この設定を確認するには、以下のステップに従って操作します。
- Active Directoryを開きます。
- ユーザーのアカウントプロパティに移動します。
- [アカウント]タブを選択します。
- [アカウントオプション]セクションで、[このアカウントでKerberos AES 128ビット暗号化をサポートする]設定または[このアカウントでKerberos AES 256ビット暗号化をサポートする]設定を見つけます。利用可能なオプションを選択します。
PasswordIQが全てのユーザーのAES暗号化が設定されていないことを検出した場合、グループポリシーでAES暗号化タイプを選択する必要がある場合があります。

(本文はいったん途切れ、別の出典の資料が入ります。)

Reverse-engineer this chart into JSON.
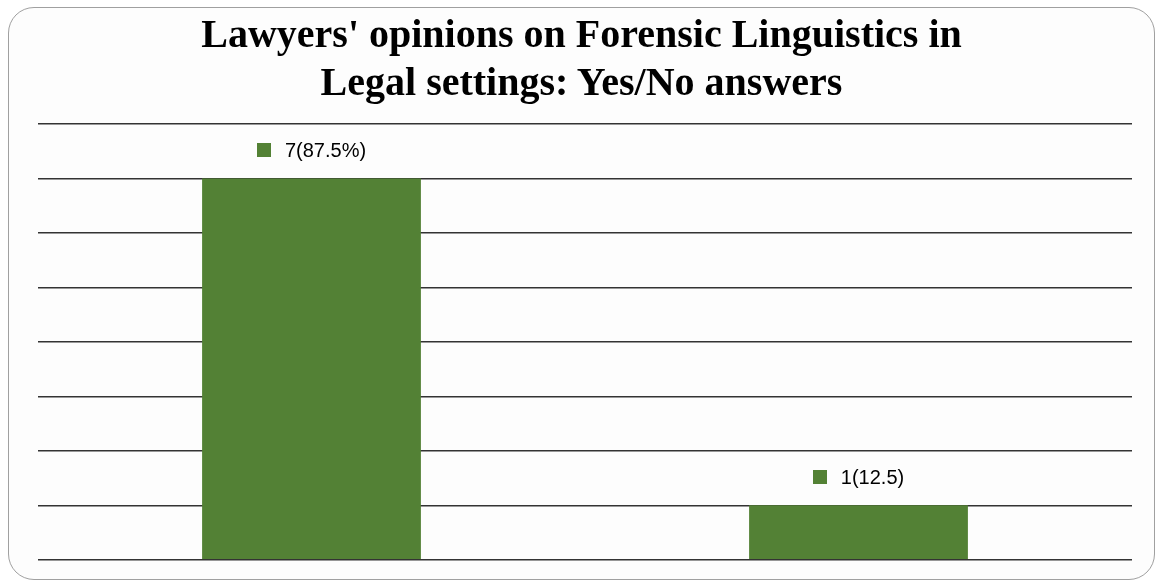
{
  "chart_data": {
    "type": "bar",
    "title": "Lawyers' opinions on Forensic Linguistics in Legal settings: Yes/No answers",
    "categories": [
      null,
      null
    ],
    "values": [
      7,
      1
    ],
    "value_labels": [
      "7(87.5%)",
      "1(12.5)"
    ],
    "color": "#538135",
    "ylim": [
      0,
      8
    ],
    "yticks": [
      {
        "value": 0,
        "label": null
      },
      {
        "value": 1,
        "label": null
      },
      {
        "value": 2,
        "label": null
      },
      {
        "value": 3,
        "label": null
      },
      {
        "value": 4,
        "label": null
      },
      {
        "value": 5,
        "label": null
      },
      {
        "value": 6,
        "label": null
      },
      {
        "value": 7,
        "label": null
      },
      {
        "value": 8,
        "label": null
      }
    ],
    "grid": "y",
    "legend": false
  }
}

この設定を確認するには、以下のステップに従って操作します。
- グループポリシー管理エディタを開きます。
- Computer Configuration\Policies\Windows Settings\Security Settings\Local Policies\Security Optionsに移動します。
- [ネットワーク セキュリティ:Kerberosで許可されるる暗号化の種類を構成する]ポリシーを開きます。AESキーはAES128_HMAC_SHA1およびAES256_HMAC_SHA1です。
事前認証の欠落
PasswordIQが事前認証の不足を検出した場合、 [Kerberos 事前認証を必要としない]設定がアカウントで有効になっている可能性があります。
この設定を確認するには、以下のステップに従って操作します。
- Active Directoryを開きます。
- ユーザーのアカウントプロパティに移動します。
- [アカウント]タブを選択します。
- [アカウントオプション]セクションで、 [Kerberos 事前認証を必要としない]設定を見つけます。